Lionsgate's Blu-Ray and DVD releases of this both offer a Cronenberg Director's Commentary, and a short Making of feature. Hardly a staggering package, but what is present is good, particularly Cronenberg's informative track. A little more would certainly have been nice though, especially perhaps an in-depth look at the personalities the play/script is based upon. Definitely a missed opportunity, and this is an instance where a very good film commands a degree of hesitation in purchasing due to an average release. To the credit of all involved horror- both picture and audio are terrific. While our review copy was on DVD, the film nonetheless looks fantastically sharp, and I'm assured that on Blu-Ray, it's even more wonderful.

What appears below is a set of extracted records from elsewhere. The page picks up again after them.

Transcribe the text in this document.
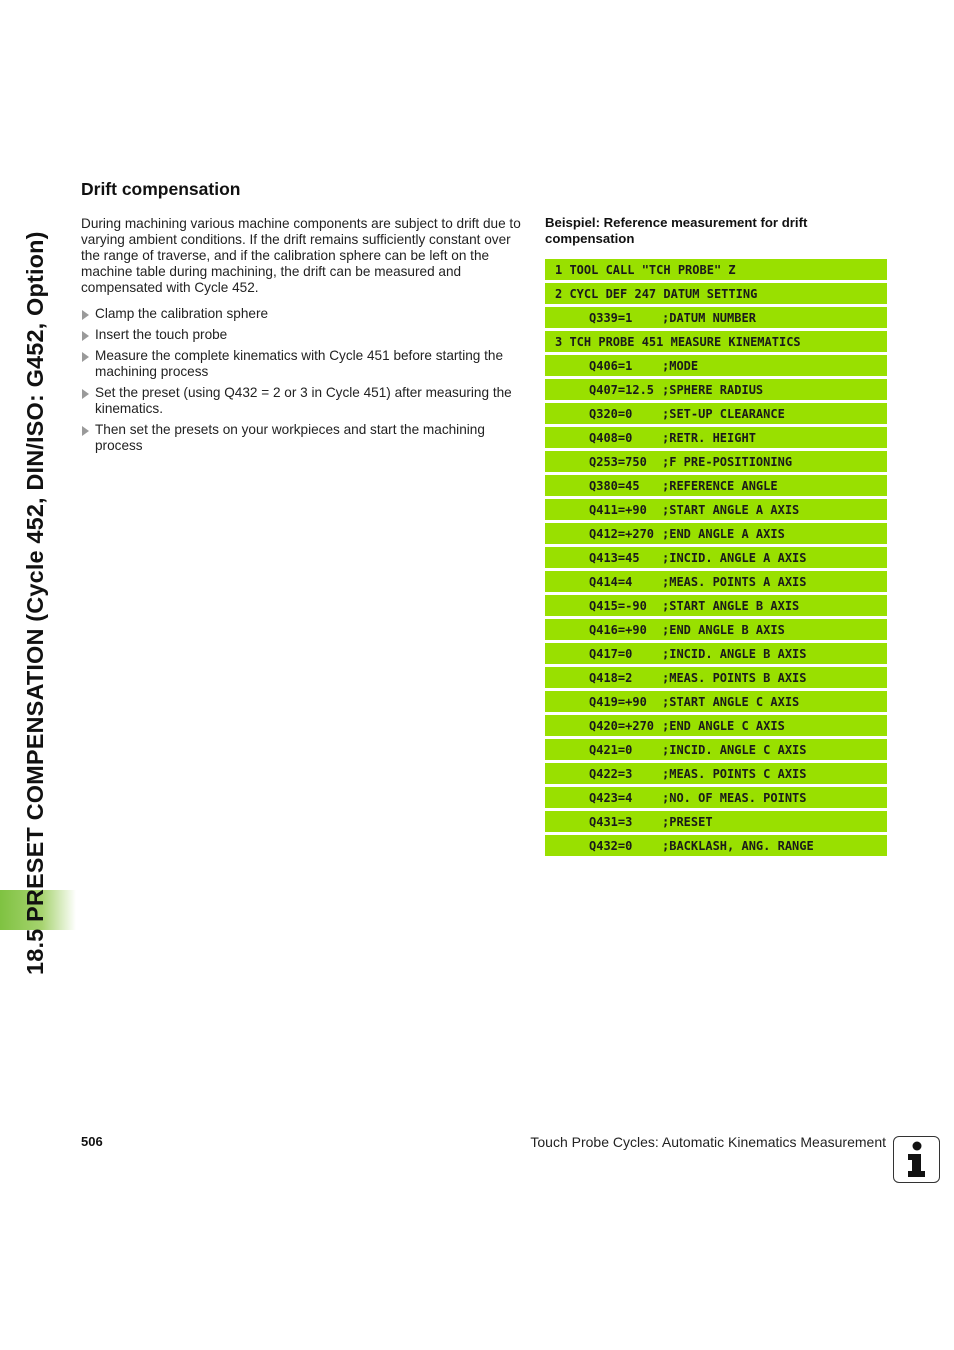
18.5 PRESET COMPENSATION (Cycle 452, DIN/ISO: G452, Option)
Drift compensation
During machining various machine components are subject to drift due to varying ambient conditions. If the drift remains sufficiently constant over the range of traverse, and if the calibration sphere can be left on the machine table during machining, the drift can be measured and compensated with Cycle 452.
Clamp the calibration sphere
Insert the touch probe
Measure the complete kinematics with Cycle 451 before starting the machining process
Set the preset (using Q432 = 2 or 3 in Cycle 451) after measuring the kinematics.
Then set the presets on your workpieces and start the machining process
Beispiel: Reference measurement for drift compensation
1 TOOL CALL "TCH PROBE" Z
2 CYCL DEF 247 DATUM SETTING
Q339=1	;DATUM NUMBER
3 TCH PROBE 451 MEASURE KINEMATICS
Q406=1	;MODE
Q407=12.5 ;SPHERE RADIUS
Q320=0	;SET-UP CLEARANCE
Q408=0	;RETR. HEIGHT
Q253=750	;F PRE-POSITIONING
Q380=45	;REFERENCE ANGLE
Q411=+90	;START ANGLE A AXIS
Q412=+270 ;END ANGLE A AXIS
Q413=45	;INCID. ANGLE A AXIS
Q414=4	;MEAS. POINTS A AXIS
Q415=-90	;START ANGLE B AXIS
Q416=+90	;END ANGLE B AXIS
Q417=0	;INCID. ANGLE B AXIS
Q418=2	;MEAS. POINTS B AXIS
Q419=+90	;START ANGLE C AXIS
Q420=+270 ;END ANGLE C AXIS
Q421=0	;INCID. ANGLE C AXIS
Q422=3	;MEAS. POINTS C AXIS
Q423=4	;NO. OF MEAS. POINTS
Q431=3	;PRESET
Q432=0	;BACKLASH, ANG. RANGE
506	Touch Probe Cycles: Automatic Kinematics Measurement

Perhaps appropriately, A Dangerous Method is by no means a knock-out film. It's far from exciting, and not an especially light watch. Like several of Cronenberg's post Naked Lunch entries, it's likely to disappoint a considerable portion of his long-term fan base. It is however, a genuinely intriguing curiosity, that certainly merit's generous consideration. As with his most interesting work, this is a deep ,and perhaps unsettling film. In this case though, transformation and confrontation of suppressed fundamental characteristics are handled in an intellectual sense. A Dangerous Method plays out like chess match rather than a Hollywood blockbuster, and buoyed by a triumvirate of actors close to the top of their game, it's fabulously realised.